How can we continuously improve? And while, I think, we were in a great place to be compliant with this phase and some of the next ones, because we’ve been putting that effort in all along, it has given us the opportunity to ask like, “Where could we do better in our everyday work?”
And then just to add on to sort of what you were mentioning about globally, the focuses now shift to like what’s next, and what is better, and where could further regulation help? I think my focus has shifted to what is at the crux of this whole issue. Could we very clearly define the problem we are trying to solve? And could we answer what regulatory addition solves that problem and provides benefit to patients? Because I think ultimately this is about quality and patient safety and exemplary diagnostics. And I think we really need to look at what we can do in a more surgical fashion.

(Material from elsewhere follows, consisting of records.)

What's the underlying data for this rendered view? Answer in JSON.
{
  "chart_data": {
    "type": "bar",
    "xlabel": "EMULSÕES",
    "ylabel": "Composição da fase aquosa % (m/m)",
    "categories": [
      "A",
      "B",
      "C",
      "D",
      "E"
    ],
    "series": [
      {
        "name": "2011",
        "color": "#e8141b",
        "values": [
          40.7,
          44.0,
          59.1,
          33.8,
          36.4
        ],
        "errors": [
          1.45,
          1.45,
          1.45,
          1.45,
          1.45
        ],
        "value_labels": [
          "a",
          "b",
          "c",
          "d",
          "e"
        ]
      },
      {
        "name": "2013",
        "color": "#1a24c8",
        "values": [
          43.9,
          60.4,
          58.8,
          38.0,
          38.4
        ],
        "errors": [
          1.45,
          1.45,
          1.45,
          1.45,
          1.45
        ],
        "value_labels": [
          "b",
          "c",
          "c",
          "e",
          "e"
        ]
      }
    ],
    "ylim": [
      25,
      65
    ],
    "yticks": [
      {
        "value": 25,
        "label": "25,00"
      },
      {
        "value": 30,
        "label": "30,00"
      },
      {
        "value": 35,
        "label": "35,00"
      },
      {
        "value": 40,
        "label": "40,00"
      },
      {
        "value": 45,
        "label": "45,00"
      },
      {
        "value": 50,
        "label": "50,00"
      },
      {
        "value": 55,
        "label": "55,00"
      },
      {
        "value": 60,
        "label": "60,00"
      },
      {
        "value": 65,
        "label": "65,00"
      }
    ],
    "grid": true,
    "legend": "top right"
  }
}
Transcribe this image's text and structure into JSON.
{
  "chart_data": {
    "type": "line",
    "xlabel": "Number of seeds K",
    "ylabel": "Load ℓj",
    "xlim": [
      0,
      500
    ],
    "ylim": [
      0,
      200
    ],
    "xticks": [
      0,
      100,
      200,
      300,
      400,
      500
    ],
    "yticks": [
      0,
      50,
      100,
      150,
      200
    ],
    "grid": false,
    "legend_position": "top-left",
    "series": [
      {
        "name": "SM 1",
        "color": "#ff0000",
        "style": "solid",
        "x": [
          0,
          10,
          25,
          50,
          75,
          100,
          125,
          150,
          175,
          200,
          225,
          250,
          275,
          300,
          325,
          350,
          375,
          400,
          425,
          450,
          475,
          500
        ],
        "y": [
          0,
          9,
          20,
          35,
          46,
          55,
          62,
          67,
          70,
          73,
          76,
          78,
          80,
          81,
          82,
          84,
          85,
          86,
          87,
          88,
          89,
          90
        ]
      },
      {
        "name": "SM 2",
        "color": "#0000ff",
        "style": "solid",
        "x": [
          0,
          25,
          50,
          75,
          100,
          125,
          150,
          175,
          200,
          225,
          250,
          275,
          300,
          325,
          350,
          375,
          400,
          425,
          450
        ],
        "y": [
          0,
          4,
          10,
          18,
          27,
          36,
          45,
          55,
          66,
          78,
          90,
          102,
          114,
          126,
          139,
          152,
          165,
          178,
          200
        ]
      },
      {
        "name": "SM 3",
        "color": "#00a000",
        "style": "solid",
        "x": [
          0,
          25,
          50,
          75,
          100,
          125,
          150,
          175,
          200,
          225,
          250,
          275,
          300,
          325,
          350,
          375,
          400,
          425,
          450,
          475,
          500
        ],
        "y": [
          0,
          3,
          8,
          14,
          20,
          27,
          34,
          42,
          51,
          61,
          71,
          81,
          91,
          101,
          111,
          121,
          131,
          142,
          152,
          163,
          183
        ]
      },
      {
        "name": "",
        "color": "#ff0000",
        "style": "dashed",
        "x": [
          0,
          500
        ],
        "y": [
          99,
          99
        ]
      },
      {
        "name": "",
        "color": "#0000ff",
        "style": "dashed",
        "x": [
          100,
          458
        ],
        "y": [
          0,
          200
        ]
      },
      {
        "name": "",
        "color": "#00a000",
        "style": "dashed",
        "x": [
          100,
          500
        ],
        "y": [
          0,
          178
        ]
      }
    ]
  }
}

So, the FDA quoted a number of sort of examples and popular culture situations. There are some anecdotes and published studies that really did have patient impact or bad outcome. But we need to recognize that, of course, that is the minority of the diagnostic process and laboratory medicine, that the vast majority of our clinical laboratories are implementing, running, and resulting fantastic diagnostic assays. So, I think the focus is really like, instead of this sort of blunt object approach to regulation, where do we need to improve the most? How do we set up a fair system in order to do that? And, is there a way to have a really refined, and again, like surgical approach, to improving laboratory-developed tests where they need to be?
Erin Graf:
I’m glad you said that, Dr. Rodino. And I do want to emphasize that point, that there’s a missing perception of quality, and lab is always the behind-the-scenes partner in patient care, but there is a misperception of the high-quality testing and care that we provide every single day.
And so, how do we, I think that’s part of this too, is how do we, again, I think through our professional societies, help change that view? How do we help patients understand better what we do, how we do it, the care and the quality that we put into the work that we do? I think that will be key as well in kind of the future state of things, is how do we change that perception to recognition of the high-quality work that we do?
Bob Barrett:
That was Dr. Erin Graf from Mayo Clinic Arizona in Phoenix, Arizona, and Dr. Kyle Rodino from the University of Pennsylvania in Philadelphia. They authored an opinion article in the May 2025 issue of Clinical Chemistry, recommending continued FDA enforcement discretion for certain commonly modified infectious disease tests, and they’ve been our guests in this podcast on that topic. I’m Bob Barrett. Thanks for listening.